The only provision in the Bill for legal assistance is in cases in which the Court of Appeal is of opinion that a prisoner requires it for the purpose of getting up his appeal and supporting his appeal before the Court. It will be absolutely essential, if the Bill is to have the effect in any number of cases that the noble and learned Lord on the Woolsack desires, that this should be dealt with by an alteration of statutes and not by a mere question of rule. There is another important point which seems to me to involve a question of principle. Power is now given by the Bill to convict a prisoner in his absence of an offence of which he has not been found guilty at the trial. The Bill provides that the Court of Appeal may sentence a man for a crime which he has not been found guilty of by the jury if the Court of Appeal thinks he is guilty of it, and that is done in the absence of the prisoner unless the Judges order the prisoner to be present. I submit that, as a matter of constitutional justice, the Bill ought to have been framed the other way. The prisoner should be present, and such an 1005 extraordinary anomaly as judgment in a criminal case behind a man's back should not appear on the Statue Book. This, again, is no mere theoretical grievance. If a prisoner is convicted behind his back of some offence with which he was not charged at the original hearing, it might at once be said that if he had known that this was to be charged against him he could have given an explanation.
The matters to which I have referred affect the working of the Bill as it is now framed. They are all matters that depend upon statute except the last one, which is a new provision in this Bill allowing a prisoner to be convicted in his absence, and they are matters which in my judgment must be considered before the Bill as now framed can possibly work. Ending as I began, I regret I cannot abate my objections to the Bill. I have never heard, from the beginning to the end of this discussion, any case made out for the proposed alteration in the law. If it is to be carried into effect, I do respectfully submit that it ought to be after this kind of legislation had been carefully examined by experts who are acquainted with the administration of this branch of the law; if necessary by some Departmental Committee or Select Committee that really could deal with the practical question. It is my duty most unwillingly to say that I believe the Bill as it leaves your Lordships' House to be unworkable, and I deeply regret that legislation in this shape on so important a matter as the criminal law should be sent down from your Lordships' House to another place.
§ THE LORD CHANCELLOR (Lord LOREBURN)
My Lords, I think your Lordships will feel that it is very unfortunate that my noble and learned friend's judicial duties have prevented him from Attending and making these observations at the earlier stages of the Bill. We had the Committee stage and the Standing Committee stage, which lasted some time and in which the noble Earl the late Lord Chancellor and other noble and learned Lords took part, and at which, too, several of the matters referred to were considered. In regard to the other points to which my noble friend has referred, I have heard them for the first time now, and I believe, with all respect, 1006 to my noble and learned friend, that his objections are unsound.

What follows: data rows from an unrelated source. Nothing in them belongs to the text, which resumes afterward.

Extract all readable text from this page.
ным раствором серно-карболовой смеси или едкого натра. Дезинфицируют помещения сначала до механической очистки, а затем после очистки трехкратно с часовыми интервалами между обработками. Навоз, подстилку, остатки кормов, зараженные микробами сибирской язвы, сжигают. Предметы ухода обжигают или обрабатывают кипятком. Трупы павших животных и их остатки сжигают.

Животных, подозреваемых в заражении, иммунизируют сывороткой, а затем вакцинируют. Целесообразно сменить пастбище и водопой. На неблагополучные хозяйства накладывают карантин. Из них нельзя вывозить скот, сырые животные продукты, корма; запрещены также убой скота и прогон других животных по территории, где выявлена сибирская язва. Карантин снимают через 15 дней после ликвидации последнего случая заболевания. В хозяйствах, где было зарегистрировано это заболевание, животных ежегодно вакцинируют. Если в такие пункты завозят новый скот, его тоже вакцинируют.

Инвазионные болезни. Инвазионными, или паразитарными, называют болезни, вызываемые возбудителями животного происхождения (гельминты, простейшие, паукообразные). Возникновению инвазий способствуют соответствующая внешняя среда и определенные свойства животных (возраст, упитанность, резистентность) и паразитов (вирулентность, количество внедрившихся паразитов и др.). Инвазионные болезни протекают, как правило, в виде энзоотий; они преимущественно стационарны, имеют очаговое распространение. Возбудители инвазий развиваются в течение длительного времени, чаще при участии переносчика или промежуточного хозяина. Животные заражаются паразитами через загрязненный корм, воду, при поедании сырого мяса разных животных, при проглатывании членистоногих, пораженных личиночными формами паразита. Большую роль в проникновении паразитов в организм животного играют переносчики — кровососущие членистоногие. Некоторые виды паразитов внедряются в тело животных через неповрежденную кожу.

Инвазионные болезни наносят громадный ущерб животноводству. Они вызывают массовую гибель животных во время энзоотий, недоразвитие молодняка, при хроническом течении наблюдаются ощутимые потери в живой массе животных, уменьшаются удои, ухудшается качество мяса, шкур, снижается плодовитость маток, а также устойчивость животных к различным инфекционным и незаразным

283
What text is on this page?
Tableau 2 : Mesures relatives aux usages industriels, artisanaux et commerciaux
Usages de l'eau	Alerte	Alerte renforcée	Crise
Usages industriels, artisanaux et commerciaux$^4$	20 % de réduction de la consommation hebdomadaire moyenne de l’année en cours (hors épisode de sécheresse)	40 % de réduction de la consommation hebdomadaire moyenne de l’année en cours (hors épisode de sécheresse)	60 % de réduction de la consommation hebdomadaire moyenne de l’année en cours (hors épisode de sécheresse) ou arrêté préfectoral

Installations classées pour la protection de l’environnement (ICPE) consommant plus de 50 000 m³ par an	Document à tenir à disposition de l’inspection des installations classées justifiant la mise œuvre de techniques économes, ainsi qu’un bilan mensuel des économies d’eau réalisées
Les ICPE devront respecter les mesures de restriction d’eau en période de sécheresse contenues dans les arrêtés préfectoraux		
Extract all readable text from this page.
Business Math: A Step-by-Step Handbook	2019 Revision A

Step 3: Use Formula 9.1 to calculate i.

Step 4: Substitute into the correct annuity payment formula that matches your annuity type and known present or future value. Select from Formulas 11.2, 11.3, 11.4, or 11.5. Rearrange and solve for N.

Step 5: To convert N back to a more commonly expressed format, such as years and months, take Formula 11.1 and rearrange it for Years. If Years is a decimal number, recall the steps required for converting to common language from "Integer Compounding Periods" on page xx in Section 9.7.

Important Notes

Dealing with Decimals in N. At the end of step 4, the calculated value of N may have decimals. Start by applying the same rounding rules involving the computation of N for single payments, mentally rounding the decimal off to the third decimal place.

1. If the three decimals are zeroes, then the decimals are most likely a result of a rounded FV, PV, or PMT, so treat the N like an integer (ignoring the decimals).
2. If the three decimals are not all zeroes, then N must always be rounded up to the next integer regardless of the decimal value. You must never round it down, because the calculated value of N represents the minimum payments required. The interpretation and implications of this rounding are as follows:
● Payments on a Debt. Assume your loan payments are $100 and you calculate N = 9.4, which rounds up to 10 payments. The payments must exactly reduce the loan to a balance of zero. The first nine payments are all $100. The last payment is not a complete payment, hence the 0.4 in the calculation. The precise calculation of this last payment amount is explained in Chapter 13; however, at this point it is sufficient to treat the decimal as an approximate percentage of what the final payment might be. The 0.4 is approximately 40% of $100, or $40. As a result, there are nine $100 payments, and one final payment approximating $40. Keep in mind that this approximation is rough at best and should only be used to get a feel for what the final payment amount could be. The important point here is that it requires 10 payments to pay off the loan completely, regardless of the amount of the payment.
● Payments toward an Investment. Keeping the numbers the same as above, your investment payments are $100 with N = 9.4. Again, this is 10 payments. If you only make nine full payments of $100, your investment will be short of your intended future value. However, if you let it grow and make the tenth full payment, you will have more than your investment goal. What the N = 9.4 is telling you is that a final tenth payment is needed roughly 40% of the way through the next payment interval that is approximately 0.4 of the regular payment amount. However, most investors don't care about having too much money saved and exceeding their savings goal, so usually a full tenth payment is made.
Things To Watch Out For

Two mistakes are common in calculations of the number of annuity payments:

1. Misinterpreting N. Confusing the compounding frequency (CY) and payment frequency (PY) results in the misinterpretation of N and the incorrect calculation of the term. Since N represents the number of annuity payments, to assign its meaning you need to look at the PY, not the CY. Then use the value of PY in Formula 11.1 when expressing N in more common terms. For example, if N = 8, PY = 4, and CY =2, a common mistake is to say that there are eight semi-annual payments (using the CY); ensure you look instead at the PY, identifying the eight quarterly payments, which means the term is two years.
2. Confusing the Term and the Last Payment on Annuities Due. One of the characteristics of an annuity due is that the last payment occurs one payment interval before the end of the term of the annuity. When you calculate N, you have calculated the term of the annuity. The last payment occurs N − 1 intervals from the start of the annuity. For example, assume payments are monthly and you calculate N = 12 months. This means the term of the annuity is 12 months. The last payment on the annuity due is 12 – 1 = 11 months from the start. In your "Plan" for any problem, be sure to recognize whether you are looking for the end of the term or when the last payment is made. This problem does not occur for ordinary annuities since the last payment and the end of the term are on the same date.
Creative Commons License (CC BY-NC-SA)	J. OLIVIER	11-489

It is said that there is no provision for the release on bail of those who appeal No; they have been convicted before a judge and jury, and I do not propose that they should be released on bail unless the Court of Appeal decides that they ought to have a new trial. I am paying respect to the decision of the Judge and jury by whom they have been convicted. They are not persons who are awaiting trial; they are persons who have been convicted, Let the appeal take place as soon as possible, but, until then, why not allow them to remain in prison after sentence has been passed? The next point raised was that there is no provision for applying for leave to appeal. There is. It is provided that rules can be made in regard to all notices of appeal. The next observation was, how is the prosecutor to be dealt with? He is one of those who may have notice given to him under the rules in accordance with one of the clauses of the Act. I did not understand the point made in regard to the restitution of goods. Until the appeal is settled and acquittal takes place the order for restitution stands good.
As to the binding over of witnesses to appear at the second trial, I should like to have had an opportunity of looking up the statute which provides for this matter, but my impression is that the recognisances would be binding at the second trial. If they are not the witnesses could be again summoned, if available, for the second trial, and if they are not available they could not be forthcoming whether you have recognisances or not. The provision with regard to punishment for a minor offence on a conviction for a major offence was discussed in Committee in the presence of the noble and learned Earl the late Lord-Chancellor, who is the greatest criminal authority in this country. That provision is intended for this kind of case. Suppose a man is convicted of murder, and the Court of Appeal does not think he is guilty of murder but of the lesser offence of manslaughter, they may then convict him of manslaughter. The exact wording of the clause is—Where an appellant has been convicted of an offence and the jury could on the indictment have found him guilty of some other offence, and on the finding of the jury it appears to the 1007 Court that the jury must have been satisfied of facts which proved him guilty of some other offence, the Court may, instead of allowing or dismissing the appeal, substitute for the verdict found by the jury a verdict of guilty of such other offence, and pass such judgment in substitution for the judgment passed at the trial as they think proper.What does that mean? If the Court thinks that the person convicted has not been guilty of the greater offence of murder but has been guilty of manslaughter, then they may reduce the sentence to one for manslaughter. That is all that is meant. I do not see any great harm in that. For my part I think it is a sensible provision.
§ THE LORD CHANCELLOR
The other point raised by the noble and learned Lord is the absence of the prisoner. It would be very difficult alway to require that the prisoner should be present whenever he thinks proper to appeal. It would be a very serious matter to bring up prisoners in this way. It must be remembered that the man has been already convicted. You are giving him another chance; you allow him to either send in a document to the Court asking them to reconsider the case or to appear by counsel, and you authorise the Court of Appeal to say he shall be present in person if necessary. He having been convicted, the country should not be put to the expense of bringing the prisoner up to the Court in order to hear the arguments, because there are not witnesses, except in rare instances, to be heard. It is reasonable to say that the prisoner shall not be brought up under these circumstances unless the Court thinks he ought to be. I have now come to the end of the criticisms of the Lord Chief Justice, and I think everybody will agree that they are substantially Committee points.
I wish to express my gratitude for the assistance I have received from many noble Lords in the passage of this Bill. I believe the Bill to be a good one and to be sincerely desired outside by people of all opinions. I have valued from the commencement the criticisms directed against it, and I think I may say that except on minor, I might almost say minute points, there have only been two things 1008 said against the principle of this Bill. The first is the objection to the expense. I do not believe there will be any expense to speak of. If there was an expenditure of £10,000 or £15,000 a year, it would be perfectly insignificant in comparison with the object attained. The second argument, one which has not been renewed, is that juries when they thought there was going to be an appeal would cease to do their duty with the same vigilance as before. I believe there is no foundation whatever for that statement. I refrain from answering the numerous criticisms which have been made outside, not always in temperate language, and I am glad to think that opinion has now come round to the belief that the Bill is a good one, and is, on the whole, destined to be a valuable addition to the statute law of this country.
On question, Bill read 3a; an Amendment (Privilege) made; Bill passed, and sent to the Commons.